LAMPEDUSA- E’ stato completato il trasbordo dei 450 migranti che erano a bordo del barcone a largo di Linosa: 176 persone sono infatti sul pattugliatore Protector, inserito nel dispositivo Frontex, e altre 266 sul Monte Sperone della Gdf. Otto persone, tutte donne e bambini, sono invece state già trasportate a Lampedusa a bordo di motovedette della Guardia Costiera per motivi sanitari.
Le due navi sembrano fare rotta su Porto Empedocle (Ag), ma non è detto che sia la costa Agrigentina la “prescelta” per lo sbarco. I due pattugliatori, il Monte Sperone della Guardia di finanza e il Protector del dispositivo Frontex, da più di un’ora stanno navigando verso Nord. La Capitaneria di porto di Porto Empedocle è in attesa di conoscere dal centro di coordinamento di Roma l’approdo delle due unità navali. Non c’è ancora alcuna certezza che la loro destinazione sia la costa agrigentina; sembra, infatti, prendere corpo l’ipotesi che il porto di sbarco possa essere quello di Pozzallo, nel Ragusano.

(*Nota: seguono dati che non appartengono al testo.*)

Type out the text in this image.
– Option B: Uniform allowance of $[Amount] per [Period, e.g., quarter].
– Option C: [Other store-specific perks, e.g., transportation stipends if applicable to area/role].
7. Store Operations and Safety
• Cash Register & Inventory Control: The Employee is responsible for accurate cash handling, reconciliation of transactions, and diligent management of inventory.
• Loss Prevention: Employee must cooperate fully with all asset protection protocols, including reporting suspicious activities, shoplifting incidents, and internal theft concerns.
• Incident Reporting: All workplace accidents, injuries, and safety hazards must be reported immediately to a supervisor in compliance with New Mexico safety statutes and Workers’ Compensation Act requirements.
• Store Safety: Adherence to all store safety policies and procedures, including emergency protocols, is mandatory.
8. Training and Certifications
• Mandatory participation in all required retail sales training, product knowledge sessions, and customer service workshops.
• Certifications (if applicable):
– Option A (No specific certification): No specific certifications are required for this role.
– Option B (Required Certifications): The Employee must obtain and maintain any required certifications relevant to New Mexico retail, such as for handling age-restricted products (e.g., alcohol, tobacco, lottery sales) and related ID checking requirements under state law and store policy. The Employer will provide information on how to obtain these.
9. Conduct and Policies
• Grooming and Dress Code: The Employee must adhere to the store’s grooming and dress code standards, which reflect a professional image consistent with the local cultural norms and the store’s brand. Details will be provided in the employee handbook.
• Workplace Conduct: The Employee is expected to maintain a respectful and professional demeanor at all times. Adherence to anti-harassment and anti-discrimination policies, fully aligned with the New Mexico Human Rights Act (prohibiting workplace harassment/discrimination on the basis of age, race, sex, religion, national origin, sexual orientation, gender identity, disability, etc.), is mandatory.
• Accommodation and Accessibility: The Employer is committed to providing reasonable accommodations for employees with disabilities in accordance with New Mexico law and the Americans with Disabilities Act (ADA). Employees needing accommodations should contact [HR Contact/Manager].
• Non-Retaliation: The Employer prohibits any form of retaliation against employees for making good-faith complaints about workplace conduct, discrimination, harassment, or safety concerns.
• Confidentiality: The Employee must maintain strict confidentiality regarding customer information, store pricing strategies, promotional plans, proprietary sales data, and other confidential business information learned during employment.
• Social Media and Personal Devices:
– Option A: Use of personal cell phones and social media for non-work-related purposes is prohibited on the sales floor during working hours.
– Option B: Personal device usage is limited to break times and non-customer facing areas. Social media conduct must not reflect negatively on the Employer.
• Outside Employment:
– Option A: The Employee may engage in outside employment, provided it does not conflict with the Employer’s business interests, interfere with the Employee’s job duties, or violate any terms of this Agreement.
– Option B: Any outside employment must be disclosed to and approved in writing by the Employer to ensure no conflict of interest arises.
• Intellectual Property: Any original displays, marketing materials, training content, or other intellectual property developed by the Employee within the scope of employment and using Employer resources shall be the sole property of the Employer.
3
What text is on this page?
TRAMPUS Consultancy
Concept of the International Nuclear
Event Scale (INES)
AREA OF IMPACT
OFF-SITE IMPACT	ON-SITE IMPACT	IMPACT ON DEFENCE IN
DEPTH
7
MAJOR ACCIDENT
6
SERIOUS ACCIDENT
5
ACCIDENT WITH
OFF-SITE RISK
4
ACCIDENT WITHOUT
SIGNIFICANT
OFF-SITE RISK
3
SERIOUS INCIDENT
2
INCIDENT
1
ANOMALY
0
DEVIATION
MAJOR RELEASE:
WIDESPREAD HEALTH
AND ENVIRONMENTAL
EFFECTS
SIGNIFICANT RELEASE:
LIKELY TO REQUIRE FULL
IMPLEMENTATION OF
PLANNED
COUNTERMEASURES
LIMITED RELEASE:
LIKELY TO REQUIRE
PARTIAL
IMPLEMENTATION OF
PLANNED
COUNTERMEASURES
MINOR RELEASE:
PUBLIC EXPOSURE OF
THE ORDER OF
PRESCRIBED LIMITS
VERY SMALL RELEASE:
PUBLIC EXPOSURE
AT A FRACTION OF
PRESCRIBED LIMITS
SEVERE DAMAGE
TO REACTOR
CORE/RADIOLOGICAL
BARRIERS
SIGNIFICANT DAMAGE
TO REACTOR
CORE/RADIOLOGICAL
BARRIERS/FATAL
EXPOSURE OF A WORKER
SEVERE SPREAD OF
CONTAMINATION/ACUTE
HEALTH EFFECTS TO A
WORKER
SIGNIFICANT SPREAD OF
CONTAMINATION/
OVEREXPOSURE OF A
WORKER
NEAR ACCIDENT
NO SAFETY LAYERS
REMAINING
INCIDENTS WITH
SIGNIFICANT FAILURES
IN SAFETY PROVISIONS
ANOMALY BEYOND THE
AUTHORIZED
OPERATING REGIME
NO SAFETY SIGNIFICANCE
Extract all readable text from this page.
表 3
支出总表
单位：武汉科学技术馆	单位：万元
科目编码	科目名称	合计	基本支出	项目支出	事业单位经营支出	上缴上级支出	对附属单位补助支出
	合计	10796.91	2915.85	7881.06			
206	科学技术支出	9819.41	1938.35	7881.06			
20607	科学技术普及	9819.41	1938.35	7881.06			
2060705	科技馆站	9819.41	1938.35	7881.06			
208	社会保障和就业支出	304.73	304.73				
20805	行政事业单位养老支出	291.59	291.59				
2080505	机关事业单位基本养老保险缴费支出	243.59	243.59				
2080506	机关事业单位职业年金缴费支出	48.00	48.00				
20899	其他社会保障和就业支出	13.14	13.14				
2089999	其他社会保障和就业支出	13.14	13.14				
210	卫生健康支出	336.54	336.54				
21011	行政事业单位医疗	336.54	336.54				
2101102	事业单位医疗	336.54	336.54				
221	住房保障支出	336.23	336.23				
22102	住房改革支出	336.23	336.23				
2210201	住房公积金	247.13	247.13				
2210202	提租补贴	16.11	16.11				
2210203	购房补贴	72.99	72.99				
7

Il ministro dell’Interno Matteo Salvini ha informato della situazione dei migranti a bordo delle navi della Gdf e di Frontex il premier Giuseppe Conte ribadendo la sua linea: nessun porto italiano per i migranti. “Occorre un atto di giustizia, rispetto e coraggio per contrastare i trafficanti e stimolare un intervento europeo”, avrebbe sottolineato Salvini a Conte, insistendo sull’opportunità che alle due navi venga data indicazione di fare rotta verso Malta o la Libia. Dunque, avrebbe ribadito, non verrà dato accesso ai porti italiani.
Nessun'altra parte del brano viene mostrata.